Page 113 of Brutal Prince

I end the call and slip my phone into my pocket. When I turn around, Ms. Parsons is a few feet from my desk, arms crossed and her rosebud mouth puckered tight.

“No phones in my class,” she says, enunciating every word with utter precision. “Understand me?”

Holy crap, I’m obviously not in her good books anymore, am I?

“Sorry, Ms. Parsons.”

She lifts her chin, shakes her head, and mutters, “I’m so disappointed in you,” as she walks away.

I glare at her. She was the one who suggested the fucking horse rides. What the fuck did she think would happen? Naive little—

“Don’t want your face getting stuck that way, Angel.”

My eyes snap up and track Briar as he saunters past my table. For a heart-stopping moment, I think he’s going to sit behind me. But he winds his way through the aisles and takes his seat in the far back of the class without making eye contact with me again.

I sink back in my seat and run Addy’s conversation through my head. When the second bell rings, I almost jump out of my fucking skin. As soon as Ms. Parsons starts reading out the announcements, I smuggle my phone out of my pocket and send her a text.

Do you have evidence against Briar?

I wait, glancing up every millisecond to make sure Ms. Parson’s doesn’t catch me on my phone and decide to confiscate it.

My message sends but, by the end of homeroom, it still hasn’t been delivered to Addy’s phone. It’s not even half an hour’s wait, but those minutes could have been an eternity. A very special kind of hell that I barely survive.

As soon as I’m out the door, the bell for the next period still clanging in my ears, I’m on the phone to Addy.

My call goes straight to voice mail.

What the fuck?

I might be gone for a while…

My mind races back to everything I heard Briar and Marcus discussing last night at the church. Is her family’s business really in jeopardy? She never said she was having problems—

What, in the handful of days you’ve known her?

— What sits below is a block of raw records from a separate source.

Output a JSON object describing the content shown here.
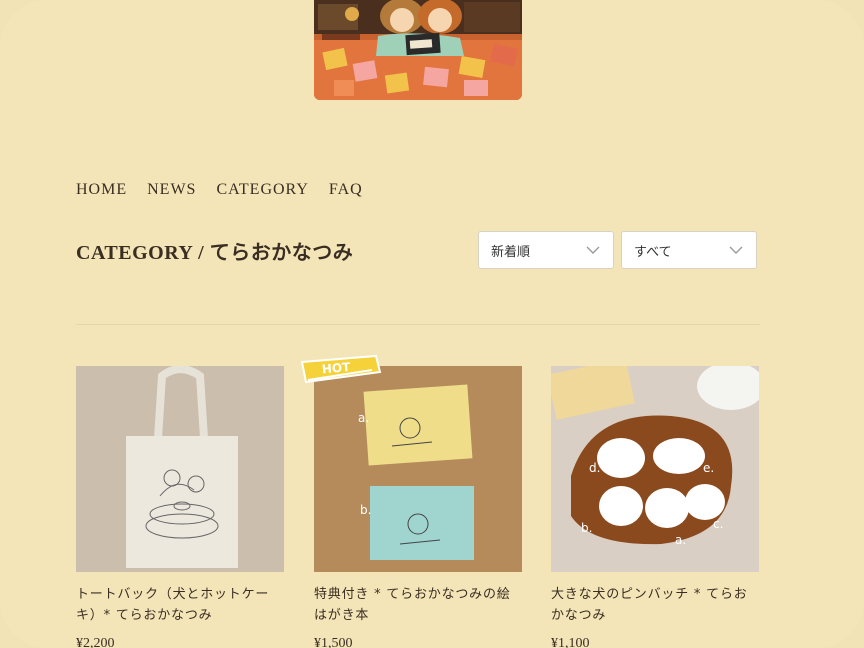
{
  "nav": {
    "home": "HOME",
    "news": "NEWS",
    "category": "CATEGORY",
    "faq": "FAQ"
  },
  "page": {
    "title": "CATEGORY / てらおかなつみ"
  },
  "filters": {
    "sort": {
      "selected": "新着順"
    },
    "category": {
      "selected": "すべて"
    }
  },
  "products": [
    {
      "name": "トートバック（犬とホットケーキ）* てらおかなつみ",
      "price": "¥2,200",
      "badge": ""
    },
    {
      "name": "特典付き * てらおかなつみの絵はがき本",
      "price": "¥1,500",
      "badge": "HOT"
    },
    {
      "name": "大きな犬のピンバッチ * てらおかなつみ",
      "price": "¥1,100",
      "badge": ""
    }
  ],
  "image_labels": {
    "p2": [
      "a.",
      "b."
    ],
    "p3": [
      "d.",
      "e.",
      "b.",
      "c.",
      "a."
    ]
  },
  "colors": {
    "background": "#f3e5b8",
    "text": "#3a2e22",
    "hot_badge": "#f5d23a"
  }
}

Shocking how private people can be about money.

I laugh quietly at myself as I head for Psychology. I’m so lost in my own thoughts, it takes me a full minute to realize someone’s following me like a second shadow.

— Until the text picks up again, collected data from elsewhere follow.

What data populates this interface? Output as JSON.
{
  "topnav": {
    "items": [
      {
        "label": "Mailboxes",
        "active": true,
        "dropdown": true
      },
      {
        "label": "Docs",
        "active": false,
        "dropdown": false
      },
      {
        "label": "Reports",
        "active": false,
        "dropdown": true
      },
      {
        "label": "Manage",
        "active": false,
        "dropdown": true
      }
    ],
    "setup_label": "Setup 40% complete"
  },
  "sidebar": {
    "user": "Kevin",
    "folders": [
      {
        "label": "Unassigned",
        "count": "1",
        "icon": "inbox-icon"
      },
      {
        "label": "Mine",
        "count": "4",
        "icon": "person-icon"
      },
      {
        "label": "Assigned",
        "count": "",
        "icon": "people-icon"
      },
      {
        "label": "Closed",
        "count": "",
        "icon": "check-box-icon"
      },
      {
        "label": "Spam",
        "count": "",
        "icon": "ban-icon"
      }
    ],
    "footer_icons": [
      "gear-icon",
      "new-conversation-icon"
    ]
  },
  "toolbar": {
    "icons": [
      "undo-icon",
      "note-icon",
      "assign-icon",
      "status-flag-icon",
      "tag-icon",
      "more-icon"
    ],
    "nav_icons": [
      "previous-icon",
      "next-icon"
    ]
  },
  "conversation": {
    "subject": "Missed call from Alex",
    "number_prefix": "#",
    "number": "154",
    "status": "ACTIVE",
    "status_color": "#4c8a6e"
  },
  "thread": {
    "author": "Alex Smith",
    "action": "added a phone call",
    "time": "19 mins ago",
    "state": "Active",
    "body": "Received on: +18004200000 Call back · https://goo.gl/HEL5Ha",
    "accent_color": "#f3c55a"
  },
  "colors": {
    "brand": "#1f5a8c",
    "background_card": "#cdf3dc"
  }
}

When I glance over my shoulder, Briar gives me one of his smirky grins. “What up, Angel?”

I face forward and speed up, but I’m a cat trying to outrun a cheetah. Briar skips ahead and stops in front of me. When I try to detour around him, he slides an arm out to stop me. When I try to go the other way, he does the same with his other arm.

Boxing me in with my back to the wall.

Students stream past, and none of them seem the least bit interested in my predicament.

“What do you want?” I ask, and realize my voice isn’t anything approaching sexy or seductive, which is a problem. I don’t have enough information to change tactics, not yet. Until I can get hold of Addy again, I have to keep up pretenses. I try fluttering my lashes, but I’m not sure if it works.

Briar leans in a little. “You’re joining me for lunch.”

I tamp down an automatic protest, and give him a coquettish smile. “Oh, sure. Wonderful.”

His smile cracks a bit, but then he hitches it up even higher. He grabs my chin, tilts my head back, and plants a chaste kiss on my mouth.

Even that brief contact ignites my body like a fourth of July firework special.

I’m still blinking at his retreating form when I realize I must look like a complete moron, and push away from the wall.

Lunch. Perfect. I can study Briar in his natural environment, perhaps figure out who else in his crooked brood may have had a part in Jessica’s murder.